Sejarawan: Rumah Soekarno Kecil di Jombang Harusnya Cagar Budaya
Bangunan rumah tua yang tidak dirawat dan diyakini tempat tinggal Ir Soekarno, dikatakan sejarawan Jombang supaya dapat dijadikan sebagai Cagar Budaya. Hal ini tak lepas dari kondisi rumah yang semakin tidak terawat dan kurang perhatian.
Pemerhati Sejarah Jombang, Nasrul Illah mengatakan, harusnya Pemerintah Kabupaten (Pemkab) Jombang segera menetapkan peninggalan rumah masa kecil Soekarno di Desa Rejoagung, Kecamatan Ploso, Jombang tersebut sebagai Benda Cagar Budaya (BCB).
Apa yang disampaikan pria yang disapa Cak Nas ini bukan tanpa alasan, melihat kondisi mantan rumah mendiang sang Proklamator sudah tidak berbentuk. Hanya tersisa bagian pondasi rumah, sumur dan kamar mandi dan batu bata, genting dan puing-puing.
"Harusnya Pemkab Jombang beruntung dengan adanya peninggalan bekas rumah Bung Karno ini.
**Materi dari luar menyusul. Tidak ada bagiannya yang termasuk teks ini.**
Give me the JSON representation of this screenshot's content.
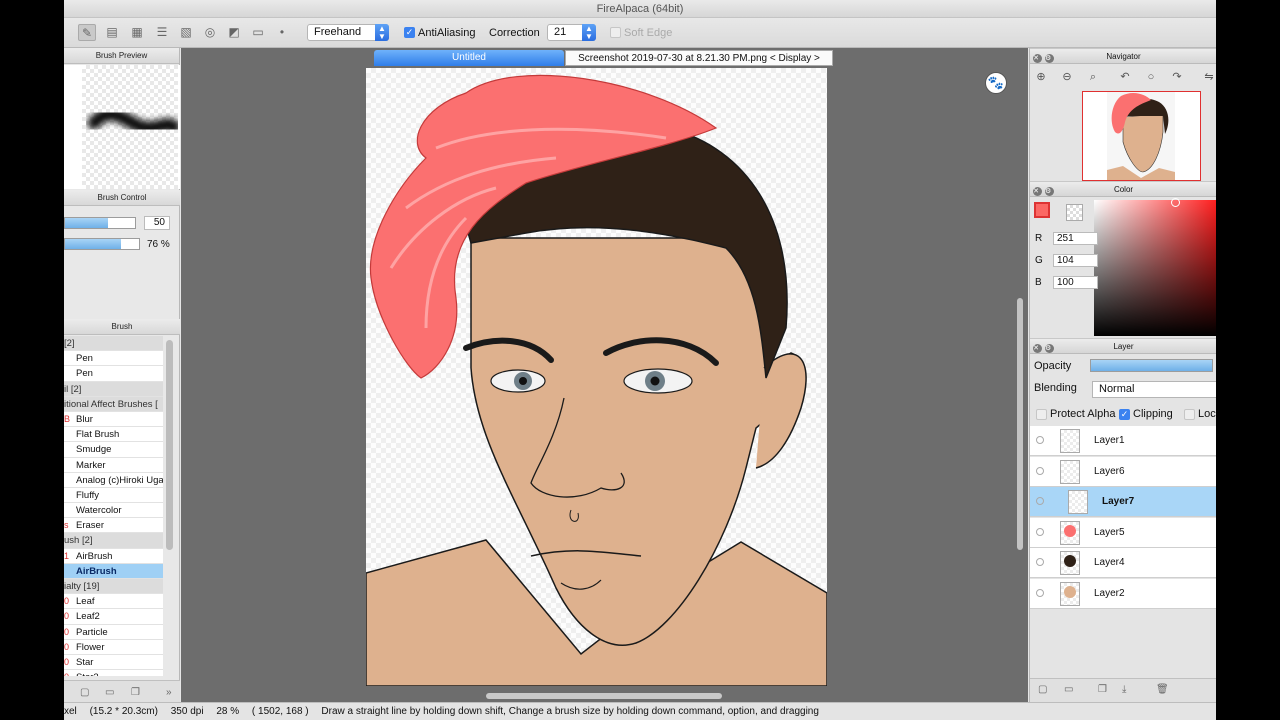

Karena ini sejarah yang harus dirawat dan dijaga," katanya pada wartawan pada Rabu 2 Juni 2021.
Bangunan dan bekas rumahnya yang usianya melebihi 50 tahun sudah bisa ditetapkan sebagai Benda Cagar Budaya serta dapat dijadikan sebagai tempat pembelajaran sejarah atau museum sejarah Bung Karno di Jombang.
"Ini penting agar nantinya bisa dinikmati anak cucu kita yang akan datang, tentang pembelajaran sejarah," katanya.
Menurutnya, mengapa Pemkab Jombang belum memutuskan sikap, karena berbagai alasan seperti permasalahan tanah dari bangunan yang dulu ditempati Presiden pertama Republik Indonesia (RI) ini statusnya masih milik orang dan bukan milik Pemerintah Daerah (Pemda).
Saudara kandung dari Emha Ainun Najib ini menuturkan, jika Pemda serius menghargai jasa pahlawan kemerdekaan, bisa saja membeli atau mengganti dengan tanah lain atau mungkin bisa menjadikannya anak turun pemilik tanah sebagai pengurus rumah tersebut.
"Kita punya Perda sendiri soal Benda Cagar Budaya jug ada Perbup yang berisi penjabaran teknisnya. Hanya saja harus ada kajian terlebih dahulu dari arkeolog. Nah biasanya Jombang ini kalau mau neliti harus pakai arkeolog dari luar daerah, kita tidak punya arkeolog sendiri," katanya.
Lebih lanjut, jika ada beberapa pemuda asli Jombang yang menjadi arkeolog, sebenarnya itu akan mempermudah dan tidak perlu jauh-jauh memanggil arkelog dari luar.
"Kalau sekarang masih sisa pondasi rumah. Itu bisa dibangun kembali seperti bangunan semula dengan mencari literatur. Nah, nantinya dapat digunakan sebagai tempat transformasi ilmu," katanya.
Menurutnya, Dinas Pendidikan dan Kebudayaan Jombang yang membidangi ini bisa mengambil keputusan dan menyampaikan kepada Bupati Jombang selaku pimpinan daerah yang mempunyai kewenangan.
"Bangunan tersebut hanya kurang perhatian dari Pemda. Itu akan bermanfaat bagi orang banyak dan bisa menjadi icon yang bisa mensejahterakan masyarakat sekitar," katanya.